Dagegen rebellieren jetzt viele Franzosen. Hinter den Straßenblockaden der Gelbe-Westen-Bewegung, die als Autofahrerprotest gegen eine Ökosteuer begann, steht das Gefühl, Macron verletze mit seinen Reformen und seiner teils arroganten Sprache einen Kernwert der Republik - die Égalité. Frankreich mag schon lange voller Ungleichheit sein. Doch der Volkszorn bricht sich gerade jetzt Bahn. Es geht um Arm gegen Reich, das ausgezehrte Land gegen wohlhabende Städte. Macron muss diesen Aufstand besonders fürchten, da er nicht von Gewerkschaften organisiert wird, sondern von Normalbürgern, und weil er von der Bevölkerungsmehrheit unterstützt wird. Aus den Straßenblockaden droht die politische Blockade des Präsidenten zu werden.

Der Staatschef hat sich in eine paradoxe Lage manövriert: Er hat einerseits viel und schnell reformiert - und andererseits zu wenig und zu langsam. Denn die wichtigsten und heikelsten Strukturreformen, die er sich vorgenommen hat, ist er noch nicht angegangen. Das war ein Fehler. Sein politischer Kredit ist nun bereits aufgebraucht, nur eineinhalb Jahre nach der Wahl.
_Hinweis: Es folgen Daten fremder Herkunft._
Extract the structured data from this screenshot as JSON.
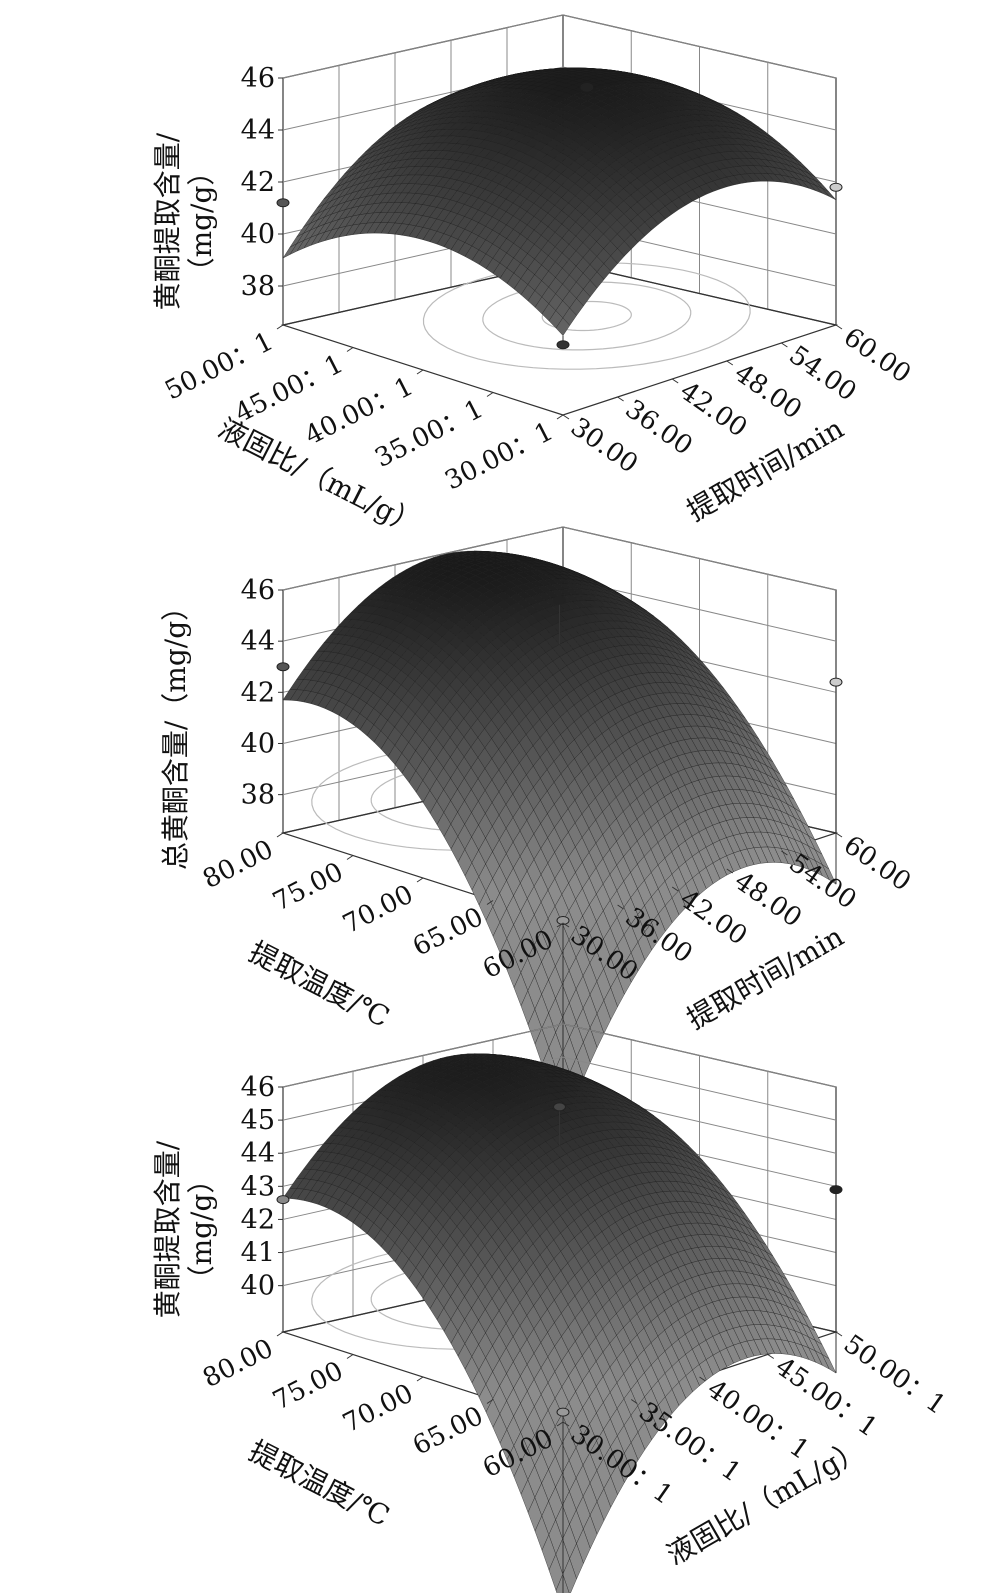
{
  "chart_data": [
    {
      "type": "surface3d",
      "z_label_lines": [
        "黄酮提取含量/",
        "（mg/g）"
      ],
      "z_ticks": [
        "38",
        "40",
        "42",
        "44",
        "46"
      ],
      "zlim": [
        36.5,
        46
      ],
      "left_axis": {
        "label": "液固比/（mL/g）",
        "ticks": [
          "50.00：1",
          "45.00：1",
          "40.00：1",
          "35.00：1",
          "30.00：1"
        ],
        "range": [
          30,
          50
        ]
      },
      "right_axis": {
        "label": "提取时间/min",
        "ticks": [
          "30.00",
          "36.00",
          "42.00",
          "48.00",
          "54.00",
          "60.00"
        ],
        "range": [
          30,
          60
        ]
      },
      "surface": {
        "left_center": 0.5,
        "right_center": 0.6,
        "peak": 45.4,
        "left_curvature": 2.2,
        "right_curvature": 2.7,
        "interaction": 0.8
      },
      "design_points": [
        {
          "left": 50,
          "right": 30,
          "z": 41.2,
          "fill": "#555555"
        },
        {
          "left": 30,
          "right": 60,
          "z": 41.8,
          "fill": "#cccccc"
        },
        {
          "left": 30,
          "right": 30,
          "z": 39.2,
          "fill": "#333333"
        },
        {
          "left": 40,
          "right": 48,
          "z": 45.3,
          "fill": "#222222"
        }
      ]
    },
    {
      "type": "surface3d",
      "z_label_lines": [
        "总黄酮含量/（mg/g）"
      ],
      "z_ticks": [
        "38",
        "40",
        "42",
        "44",
        "46"
      ],
      "zlim": [
        36.5,
        46
      ],
      "left_axis": {
        "label": "提取温度/℃",
        "ticks": [
          "80.00",
          "75.00",
          "70.00",
          "65.00",
          "60.00"
        ],
        "range": [
          60,
          80
        ]
      },
      "right_axis": {
        "label": "提取时间/min",
        "ticks": [
          "30.00",
          "36.00",
          "42.00",
          "48.00",
          "54.00",
          "60.00"
        ],
        "range": [
          30,
          60
        ]
      },
      "surface": {
        "left_center": 0.85,
        "right_center": 0.55,
        "peak": 45.6,
        "left_curvature": 3.0,
        "right_curvature": 3.0,
        "interaction": 0.0,
        "corner_drop": 4.8
      },
      "design_points": [
        {
          "left": 80,
          "right": 30,
          "z": 43.0,
          "fill": "#555555"
        },
        {
          "left": 60,
          "right": 60,
          "z": 42.4,
          "fill": "#cccccc"
        },
        {
          "left": 60,
          "right": 30,
          "z": 36.6,
          "fill": "#999999"
        },
        {
          "left": 70,
          "right": 45,
          "z": 45.6,
          "fill": "#222222"
        }
      ]
    },
    {
      "type": "surface3d",
      "z_label_lines": [
        "黄酮提取含量/",
        "（mg/g）"
      ],
      "z_ticks": [
        "40",
        "41",
        "42",
        "43",
        "44",
        "45",
        "46"
      ],
      "zlim": [
        38.6,
        46
      ],
      "left_axis": {
        "label": "提取温度/℃",
        "ticks": [
          "80.00",
          "75.00",
          "70.00",
          "65.00",
          "60.00"
        ],
        "range": [
          60,
          80
        ]
      },
      "right_axis": {
        "label": "液固比/（mL/g）",
        "ticks": [
          "30.00：1",
          "35.00：1",
          "40.00：1",
          "45.00：1",
          "50.00：1"
        ],
        "range": [
          30,
          50
        ]
      },
      "surface": {
        "left_center": 0.85,
        "right_center": 0.55,
        "peak": 45.5,
        "left_curvature": 2.2,
        "right_curvature": 2.2,
        "interaction": 0.0,
        "corner_drop": 3.6
      },
      "design_points": [
        {
          "left": 80,
          "right": 30,
          "z": 42.6,
          "fill": "#888888"
        },
        {
          "left": 60,
          "right": 50,
          "z": 42.9,
          "fill": "#222222"
        },
        {
          "left": 60,
          "right": 30,
          "z": 38.9,
          "fill": "#999999"
        },
        {
          "left": 70,
          "right": 40,
          "z": 45.4,
          "fill": "#444444"
        }
      ]
    }
  ]
}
Mit seinem Aktionismus hat er seine Landsleute einerseits überfordert und andererseits ihre Ungeduld geschürt. Also die Erwartung nach einer schnellen Steigerung der Einkommen und einem Rückgang der Arbeitslosigkeit. Wie soll Macron jetzt noch größere Umbauten in der Sozialversicherung oder beim Staat schaffen? Alles, was er tut, wird ihm als unsozial angekreidet - obwohl etwa eine geplante Rentenreform auf mehr Égalité abstellt. Macron steckt in der Unsozial-Falle.

Dabei zielt der Präsident in die richtige Richtung, um Frankreich nach Jahren der Agonie wieder konkurrenzfähig zu machen im Chaos einer Weltwirtschaft, die von digitalem Umbruch, Globalisierung und Protektionismus zugleich geprägt ist. Die Politik von Macrons Regierung zieht Investitionen an, begünstigt sozialversicherungspflichtige Jobs, bekämpft alte Probleme bei der Ausbildung. Es ist eine Politik, die Arbeit fördert, aber nicht schnell wirkt - ohne dass sie ansatzweise so einschneidend wäre wie einst die Hartz-Reformen in Deutschland.
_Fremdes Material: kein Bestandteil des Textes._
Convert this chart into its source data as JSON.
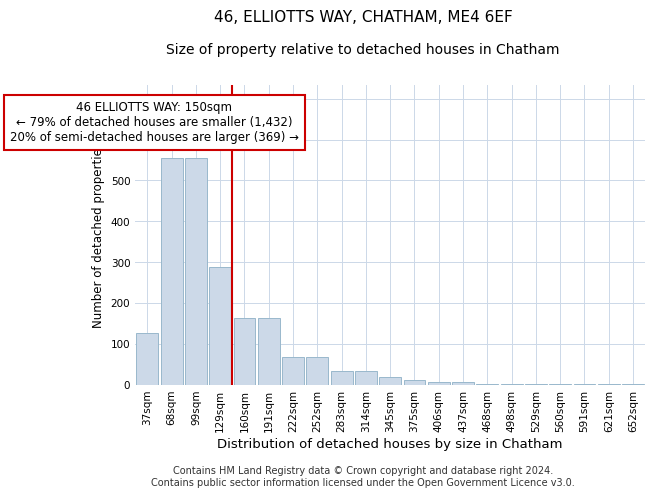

Begonnen hat Macron mit leichten Dingen, vor allem mit Steuersenkungen. Geben ist seliger als nehmen. Am meisten gab der Präsident in der Tat den Wohlhabenden. Er schaffte die Reichensteuer ab, senkte die Steuern auf Kapitalerträge und Unternehmensgewinne. Gleichzeitig lockerte er das Arbeitsrecht. Diese wirtschaftsliberale Reformsalve zu Beginn der Amtszeit bestimmt die Wahrnehmung Macrons in Frankreich. Dabei geht unter, dass auch das verfügbare Einkommen von Normal- und Geringverdienern steigt, weil sie entlastet wurden. Die Allerärmsten dagegen - Sozialhilfeempfänger oder Rentner mit schmalem Altersgeld - sind bisher die Verlierer der Reformen. Und die Ökosteuer, die für so viel Ärger sorgt, trifft die am härtesten, die sich kein sauberes neues Auto leisten können. Von ihnen muss er sich den Vorwurf gefallen lassen, unsozial zu sein.

Das Nehmen, also das Wegnehmen, das auf das Geben folgen sollte, hat Macron für 2019 eingeplant. Sparen muss nicht per se unsozial sein. Der Präsident hat es trotzdem vor sich hergeschoben, weil der Widerstand gut organisierter Lobbys stark sein wird. Das Rentensystem, das in Wahrheit aus mehr als 40 verschiedenen Systemen besteht und ein massiver Faktor von Ungleichheit ist, soll einheitliche Regeln bekommen. Die Arbeitslosenversicherung, die ausgerechnet gut qualifizierten Erwerbslosen am längsten Hilfen auszahlt, soll etwas sparen. Der öffentliche Dienst, der nicht durch Leistung im Sinne der Bürger besticht, soll effizienter werden. All das sind richtige Reformen. Was Macron schon unternommen hat, wirkt allmählich: Die Zahl unbefristeter Neueinstellungen etwa steigt deutlich.

Dennoch droht Macron die Blockade. Erstens, weil Frankreich, wie ganz Europa, vom Konjunkturabschwung erfasst wird. Zweitens, weil im Frühjahr die Europawahl ansteht. Die Gelbwesten-Bewegung mag bald zusammenfallen. Ihre Wut aber werden die Leute in die Wahlurnen tragen. Macrons ärgste Widersacherin, die Rechtsextreme Marine Le Pen, könnte ihm eine schwere Niederlage zufügen.

Der Präsident hätte dann zwei Optionen. Entweder er ignoriert dieses Misstrauensvotum und zieht die Reformen durch. Dann wird die Straßenrevolte für den Rest seiner Amtszeit zum Dauerzustand. Oder aber er schwächt seine Pläne so ab, dass sie nicht mehr wirken. Dann ist es vorbei mit der Erneuerung. Beides ist schlecht für Frankreich.